Background information
- Genres: Blues, pop, alternative rock
- Occupations: Songwriter, musician, music publisher, music manager
- Instruments: Vocals, guitar
- Years active: 1978–present
- Labels: Elisha James Music, Orange Mountain Music
- Website: jimkellermusic.com

= Jim Keller =

American guitarist

Jim Keller is an American musician, producer, manager, publisher, and composer whose work in the music business spans more than 40 years. He was the co-founder, lead guitarist, and primary songwriter for the American rock band Tommy Tutone based in San Francisco, California, and was co-writer of that band's most famous single, 867-5309/Jenny.
 Since 1992, Keller has worked with Philip Glass, first running Glass's publishing company and eventually managing his career as director of Dunvagen Music. In 1999, Keller founded St. Rose Music as a publishing and management company for friends and associates. Their roster has grown to include Nico Muhly, Rachel Portman, Angélica Negrón, the music theater works of Tom Waits, Jeff Beal, Paul Leonard-Morgan, Ravi Shankar, and Anoushka Shankar.

==Career==
In 1978, Keller and Tommy Heath began playing around the greater San Francisco area with a variety of backup musicians under the billing Tommy Tutone. By 1979, Heath and Keller were invited to play a label showcase that brought the attention of the Warner Bros. record label. They entered the studio with bassist Terry Nails and drummer Micky Shine to record the band's first album, Tommy Tutone. Three singles were released including Angel Say No which peaked at No. 38 on the Billboard Hot 100 Charts. In early 1981, the band had begun recording their second LP, when Keller approached Heath with a song he had co-written with former Clover frontman Alex Call. Neither expected that the song would become a hit. In 1982, the song was number 4 on the Billboard charts for 27 weeks. After the band's third album, National Emotion, failed to produce a hit single, they went their separate ways. For several years, Keller played in bands, wrote jingles, and helped friends and colleagues with music publishing.

Keller stopped performing and recording in 1994. A project around that time had led him to calling Philip Glass's office. When he called a second time the person he had been speaking with had left the company. He asked if they were looking to replace him which landed Keller an interview. Glass recalled in The New Yorker, "he had none of the conventional qualifications that I thought someone should have. I asked, ‘What do you know about the music business?,’ and he said, ‘Only what I learned on the street,’ but that’s how I learned, so it didn’t sound bad to me. He said, ‘What did you pay the last guy?,’ and I told him, and he said, ‘I’ll come and work for you for that, and, if I double your income in the first year, you’ll double my salary.’ I thought about that for about thirty seconds, and I realized, That could be great for me, and he did it.”

After a ten-year hiatus, Keller began writing songs and performing again in 2005. He has recorded three solo albums since he left Tommy Tutone, including Sunshine in my Pocket (2009), Soul Candy (2011), and Heaven Can Wait (2014).
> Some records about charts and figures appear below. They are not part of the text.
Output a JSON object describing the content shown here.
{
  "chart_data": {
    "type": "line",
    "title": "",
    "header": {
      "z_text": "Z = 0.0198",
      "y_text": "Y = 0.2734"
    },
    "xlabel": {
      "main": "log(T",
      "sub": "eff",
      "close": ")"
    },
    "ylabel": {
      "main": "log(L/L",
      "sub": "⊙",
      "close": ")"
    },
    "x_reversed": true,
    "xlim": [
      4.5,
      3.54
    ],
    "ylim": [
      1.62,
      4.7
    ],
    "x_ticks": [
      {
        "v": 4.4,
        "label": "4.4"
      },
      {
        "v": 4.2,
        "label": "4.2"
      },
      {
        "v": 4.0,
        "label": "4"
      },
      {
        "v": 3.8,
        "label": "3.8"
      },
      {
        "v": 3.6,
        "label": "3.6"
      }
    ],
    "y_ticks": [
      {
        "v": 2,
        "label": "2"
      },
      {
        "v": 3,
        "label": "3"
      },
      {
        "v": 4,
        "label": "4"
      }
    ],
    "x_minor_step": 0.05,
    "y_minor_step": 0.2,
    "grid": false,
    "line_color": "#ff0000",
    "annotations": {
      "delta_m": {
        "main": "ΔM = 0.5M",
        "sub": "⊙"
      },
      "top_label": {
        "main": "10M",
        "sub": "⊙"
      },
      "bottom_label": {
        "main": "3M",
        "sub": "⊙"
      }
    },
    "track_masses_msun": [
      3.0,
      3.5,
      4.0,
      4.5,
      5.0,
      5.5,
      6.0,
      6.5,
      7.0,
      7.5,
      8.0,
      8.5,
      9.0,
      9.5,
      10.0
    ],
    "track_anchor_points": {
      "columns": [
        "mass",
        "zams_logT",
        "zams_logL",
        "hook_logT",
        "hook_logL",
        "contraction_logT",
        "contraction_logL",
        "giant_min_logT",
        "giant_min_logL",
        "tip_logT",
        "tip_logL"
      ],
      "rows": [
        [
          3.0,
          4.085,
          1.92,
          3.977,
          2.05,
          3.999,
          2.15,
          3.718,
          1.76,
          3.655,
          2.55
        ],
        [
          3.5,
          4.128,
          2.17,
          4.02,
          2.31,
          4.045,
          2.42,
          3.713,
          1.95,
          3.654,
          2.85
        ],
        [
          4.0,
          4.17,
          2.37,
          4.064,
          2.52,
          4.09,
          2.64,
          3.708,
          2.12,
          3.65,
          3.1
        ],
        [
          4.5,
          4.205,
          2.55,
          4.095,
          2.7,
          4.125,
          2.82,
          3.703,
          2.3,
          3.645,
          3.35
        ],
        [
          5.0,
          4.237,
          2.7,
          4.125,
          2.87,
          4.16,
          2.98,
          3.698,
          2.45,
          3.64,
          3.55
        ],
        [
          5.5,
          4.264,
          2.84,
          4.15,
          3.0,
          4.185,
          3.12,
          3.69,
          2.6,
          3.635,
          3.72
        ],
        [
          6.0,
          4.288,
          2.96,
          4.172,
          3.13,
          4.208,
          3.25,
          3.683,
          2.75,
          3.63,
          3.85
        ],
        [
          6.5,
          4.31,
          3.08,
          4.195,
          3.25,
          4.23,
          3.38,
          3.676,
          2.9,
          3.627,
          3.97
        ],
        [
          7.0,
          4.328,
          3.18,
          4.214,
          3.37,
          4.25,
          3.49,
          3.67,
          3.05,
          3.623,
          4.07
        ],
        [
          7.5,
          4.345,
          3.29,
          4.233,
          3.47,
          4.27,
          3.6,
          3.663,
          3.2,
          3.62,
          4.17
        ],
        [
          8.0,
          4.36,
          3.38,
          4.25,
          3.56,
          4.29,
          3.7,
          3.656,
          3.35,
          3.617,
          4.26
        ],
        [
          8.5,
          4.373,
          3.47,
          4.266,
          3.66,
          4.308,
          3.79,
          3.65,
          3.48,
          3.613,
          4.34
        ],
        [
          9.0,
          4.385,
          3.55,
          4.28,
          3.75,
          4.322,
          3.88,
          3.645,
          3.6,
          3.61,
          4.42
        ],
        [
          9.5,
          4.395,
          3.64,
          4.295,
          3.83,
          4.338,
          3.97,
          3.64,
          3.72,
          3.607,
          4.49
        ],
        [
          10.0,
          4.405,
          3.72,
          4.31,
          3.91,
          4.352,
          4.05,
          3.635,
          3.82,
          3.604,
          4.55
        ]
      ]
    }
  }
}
His most recent album, produced by Mitchell Froom, was released in February 2021. The record, titled "By No Means," features Los Lobos' David Hidalgo on guitar, Bob Glaub on bass, and Michael Urbano on drums. Of the record, Jim Beviglia of American Songwriter writes that "it’s Keller’s songwriting, wry and understated, yet always gently stirring, that holds center court." Jon Freeman and Joseph Hudak of Rolling Stone, discussing the album's second single "Mistakes," write "Mixing Dr. John’s New Orleans shuffle with the eerie openness of Kiko-era Lobos, it’s a shadowy environment perfect for surveying one’s psychic damage and trying to purge a few demons."

Jim continues to play regularly with the Jim Keller Band.